Bear sightings increase slightly this spring: Dry conditions may force them to roam farther for food
BEMIDJI -- While spotting a bear around Bemidji is nothing new, officials say there have been a few more sightings as of late.
In the past week, the Beltrami County Sheriff’s Office has received several reports of bears wandering into yards and right up to houses. According to the office’s Facebook page, a bear even came up to Sheriff’s Deputy Scott Hinners’ vehicle and said hello while he was writing reports near Nebish. Another call had a bear pawing at sliding glass door at a house near Blackduck. And on Wednesday, the Bemidji Police Department helped escort a bear out of town spotted near the Sanford Center.

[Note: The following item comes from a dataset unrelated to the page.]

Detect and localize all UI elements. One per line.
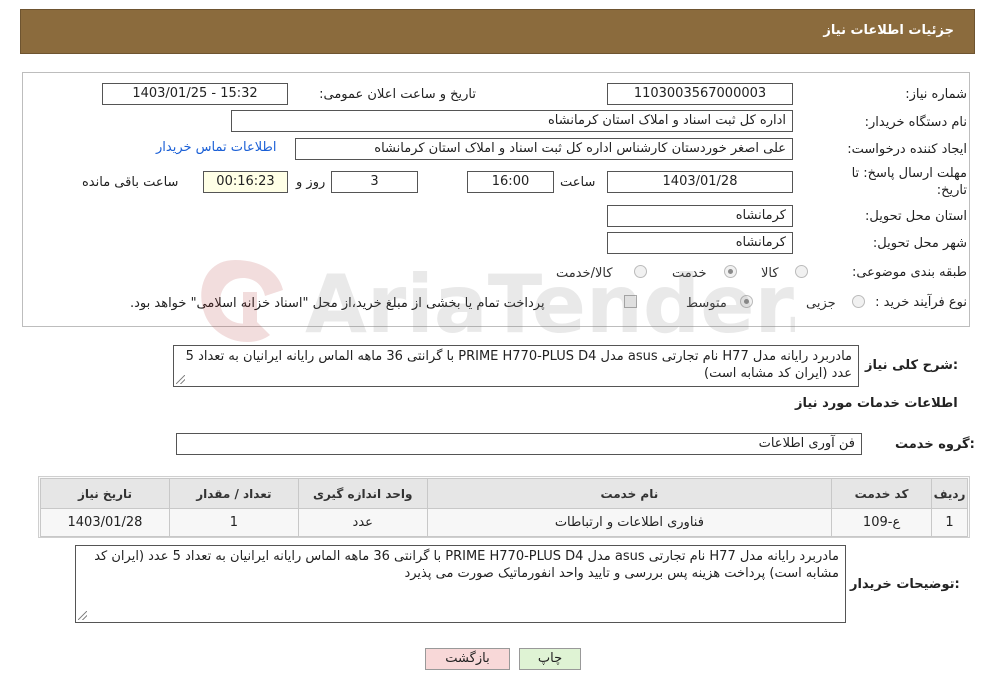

Because of the unusual number of bear sightings in the Bemidji area, the Minnesota Department of Natural Resources is advising what to do when a bear is encountered.
DNR Area Wildlife Supervisor Dave Rave said the most important things are not to feed or approach a bear.
“Because of the dryness this year, there’s not as much food out there for the bears,” he said. “So they’re wandering a little bit further, and they’re coming into more people’s yards after things like birdseed.”
Since food is the bear’s main attraction, it is important for people to get rid of anything in the yard that a bear could eat, including bird seed, hummingbird feeders, dog food and garbage.
If trash cans need to be outside, the DNR recommends getting a metal, bear-proof trash can.
Rave said there are steps you can take if there is a bear in a place you don’t want it to be.
“Typically if the bear is in your yard, and you don’t want it there it’s good to make some noise and try to scare the bear away,” he said.
The suggested action is to open a window and bang pans together.
“There’s a very good chance that people are going to see some bears this year,” Rave said. “Bears are not typically dangerous; however, they’re big animals, and they’re very, very strong, so there is a possibility that they can be dangerous.”